Extra high reasoning is where the coding jump shows up: On Every's senior engineer benchmark, Opus 4.8 scored 63/100, about 30 points above Opus 4.7 and one point above GPT-5.5, but that performance only really appeared at extra high reasoning.
The model pushes back in a useful way: Kieran calls it the first model that can "punch you in the face if you do something stupid," meaning it questions your frame without becoming combative or sycophantic, which the team saw in coding, writing, and even interpersonal advice.
Writing improved a lot, but not perfectly: Katie's new writing benchmark put Opus 4.8 at 79.6 versus GPT-5.5 at 73, with only 13 AI tells across eight tasks versus 25 for Opus 4.7, though it still overuses the classic "not X but Y" construction.
It is unusually strong at mixed-skill work: The team highlights a one-shot PowerPoint deck on compound engineering and several design demos as proof that Opus 4.8 can combine writing, visual taste, coding, and structure in a way that feels more complete than prior models.

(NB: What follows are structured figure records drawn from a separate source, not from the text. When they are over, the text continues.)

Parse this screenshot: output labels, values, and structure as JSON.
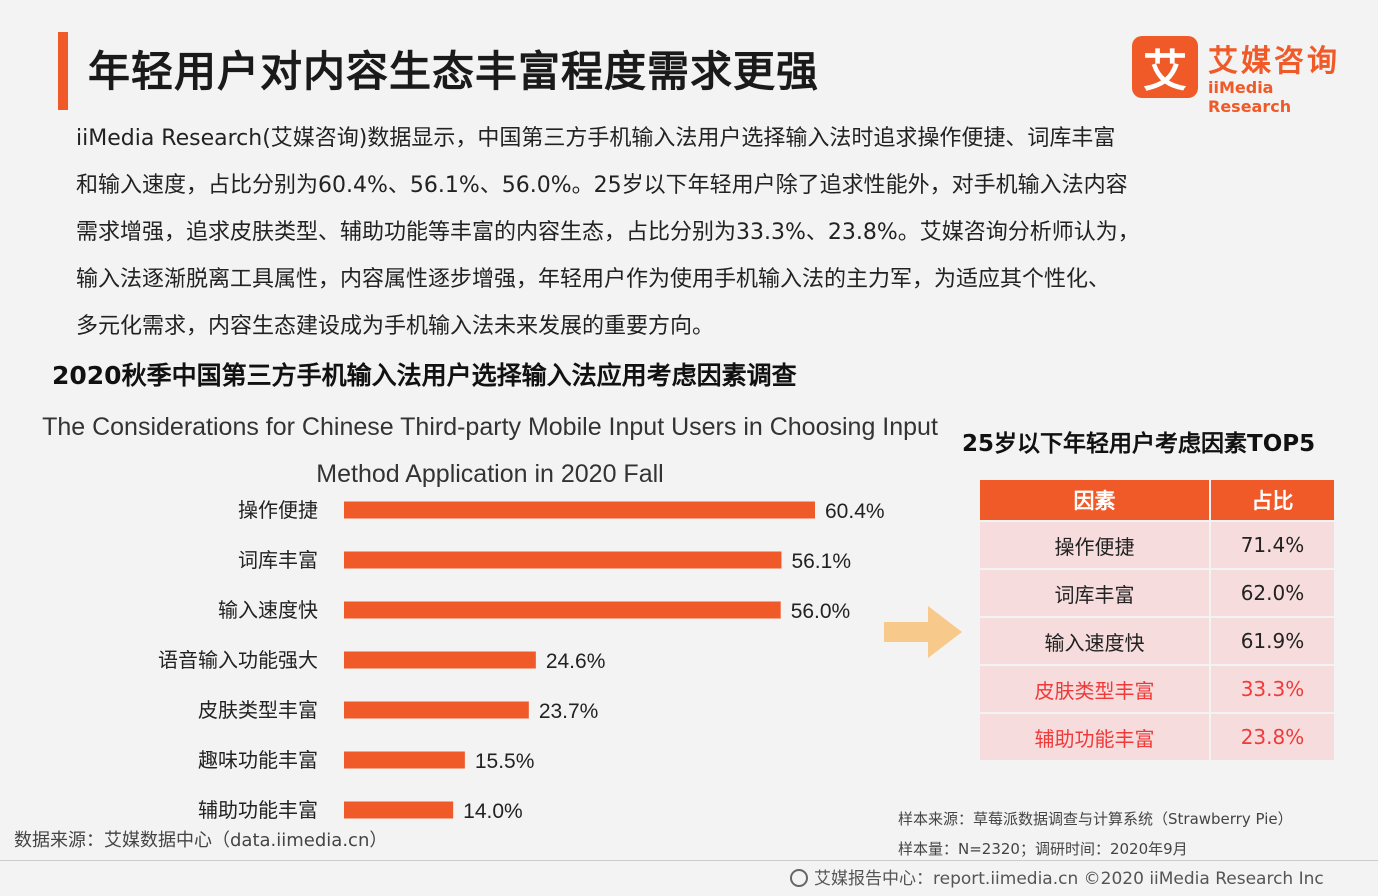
{
  "header": {
    "title": "年轻用户对内容生态丰富程度需求更强",
    "logo_mark": "艾",
    "logo_cn": "艾媒咨询",
    "logo_en": "iiMedia Research"
  },
  "intro": [
    "iiMedia  Research(艾媒咨询)数据显示，中国第三方手机输入法用户选择输入法时追求操作便捷、词库丰富",
    "和输入速度，占比分别为60.4%、56.1%、56.0%。25岁以下年轻用户除了追求性能外，对手机输入法内容",
    "需求增强，追求皮肤类型、辅助功能等丰富的内容生态，占比分别为33.3%、23.8%。艾媒咨询分析师认为，",
    "输入法逐渐脱离工具属性，内容属性逐步增强，年轻用户作为使用手机输入法的主力军，为适应其个性化、",
    "多元化需求，内容生态建设成为手机输入法未来发展的重要方向。"
  ],
  "chart_data": [
    {
      "type": "bar",
      "orientation": "horizontal",
      "title": "2020秋季中国第三方手机输入法用户选择输入法应用考虑因素调查",
      "subtitle": "The Considerations for Chinese Third-party Mobile Input Users in Choosing Input Method Application in 2020 Fall",
      "categories": [
        "操作便捷",
        "词库丰富",
        "输入速度快",
        "语音输入功能强大",
        "皮肤类型丰富",
        "趣味功能丰富",
        "辅助功能丰富"
      ],
      "values": [
        60.4,
        56.1,
        56.0,
        24.6,
        23.7,
        15.5,
        14.0
      ],
      "value_labels": [
        "60.4%",
        "56.1%",
        "56.0%",
        "24.6%",
        "23.7%",
        "15.5%",
        "14.0%"
      ],
      "unit": "%",
      "xlim": [
        0,
        60.4
      ],
      "color": "#f05a28",
      "grid": false
    },
    {
      "type": "table",
      "title": "25岁以下年轻用户考虑因素TOP5",
      "columns": [
        "因素",
        "占比"
      ],
      "rows": [
        {
          "factor": "操作便捷",
          "share": "71.4%",
          "highlight": false
        },
        {
          "factor": "词库丰富",
          "share": "62.0%",
          "highlight": false
        },
        {
          "factor": "输入速度快",
          "share": "61.9%",
          "highlight": false
        },
        {
          "factor": "皮肤类型丰富",
          "share": "33.3%",
          "highlight": true
        },
        {
          "factor": "辅助功能丰富",
          "share": "23.8%",
          "highlight": true
        }
      ],
      "header_color": "#f05a28",
      "cell_color": "#f6dcdc",
      "highlight_color": "#f03a3a"
    }
  ],
  "source": "数据来源：艾媒数据中心（data.iimedia.cn）",
  "sample_source": "样本来源：草莓派数据调查与计算系统（Strawberry Pie）",
  "sample_size": "样本量：N=2320；调研时间：2020年9月",
  "footer": "艾媒报告中心：report.iimedia.cn    ©2020  iiMedia Research  Inc"
}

Claude's product experience is the weak link: Even while praising the model, Dan says Codex remains his daily driver because the Claude desktop app feels slow and confusing, while Codex is faster, cleaner, and better designed for thread orchestration and browser-based workflows.

The Breakdown

Opus 4.8 beat GPT-5.5 on Every’s senior engineer benchmark, produced their best one-shot deck yet, and left the team saying Anthropic should have just called it Opus 5. The catch is that the model feels ahead of Claude’s own app, with Codex still winning on speed and product design.